Healthcare industry is HUGE.
Investors are more than happy in investing in the right idea.
Praava Health, for instance - this Bangladeshi company combines telemedicine with physical health.
Slyvana Sinha — an international law, including serving as a foreign policy advisor to Barack Obama’s 2008 presidential campaign and working for the World Bank in Afghanistan — started Praava Health in 2014. The ‘lightbulb moment’ struck her head after her mother died of lack of quality healthcare in Bangladesh.
As per tech crunch, she said, “When I had this experience with my mom, I observed that there was really no amount of money that could afford you access to quality healthcare in Bangladesh.”
“It really struck me that despite all the progress the country had made, and the fact that there is now a middle class of 40 million people, that there are still not really great options for excellent healthcare,” she further added.
“You have thousands of people traveling abroad every year and billions of dollars a year going outside the country to access better healthcare.”
Praava has announced a Series A Prime round that brings its total funding to almost $10.6 million. Launched in 2018, Praava health has tripled its growth, with now serving 150,000 patients. The platform also processed about 75,000 COVID-19 tests in-house.
As per tech crunch, the major investors include — former Central Intelligence Agency director and United States army general David Petraeus; Wellville executive founder Esther Dyson; SBK Tech Ventures; Dr. Jeremy Link, advisor of digital health to Singapore’s Agency for Science, Technology and Research; Dr. Rushika Fernandopoulle, co-founder and CEO of Iora Health; and Geoff Price, co-founder and chief operating officer of Oak Street Health.
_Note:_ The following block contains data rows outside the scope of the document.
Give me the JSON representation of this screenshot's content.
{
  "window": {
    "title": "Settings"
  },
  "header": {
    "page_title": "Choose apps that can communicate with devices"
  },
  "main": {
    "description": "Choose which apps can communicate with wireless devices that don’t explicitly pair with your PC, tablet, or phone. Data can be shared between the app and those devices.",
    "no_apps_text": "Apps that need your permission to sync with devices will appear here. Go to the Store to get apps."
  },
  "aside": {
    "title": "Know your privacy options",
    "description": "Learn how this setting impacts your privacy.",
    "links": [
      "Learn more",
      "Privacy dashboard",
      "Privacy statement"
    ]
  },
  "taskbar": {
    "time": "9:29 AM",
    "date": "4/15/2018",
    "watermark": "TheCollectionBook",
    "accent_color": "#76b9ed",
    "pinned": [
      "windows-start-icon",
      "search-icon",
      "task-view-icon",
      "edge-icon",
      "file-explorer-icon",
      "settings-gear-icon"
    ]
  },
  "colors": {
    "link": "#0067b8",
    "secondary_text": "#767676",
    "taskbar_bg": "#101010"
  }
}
Bangladesh is a developing economy, but with 3 physicians and 1 nurse for every 10,000 people, it is impossible to serve a country of 170 million people. And this means, people travel long distances for consultations that may/may not last less than a minute.
“One of the things that we see telemedicine really help with is patients outside of Dhaka to figure out if they even need to make that trip,” said Sinha.
With this funding, Praava will be focusing on building a ‘super app’ for its audience that will merge all of its digital services in just one app. Before moving into Chittagong, it also plans to open ten more healthcare centers in Dhaka. Praava's "brick-and-click" model can be scaled to other emerging markets, but for the time being, it will focus on Bangladesh.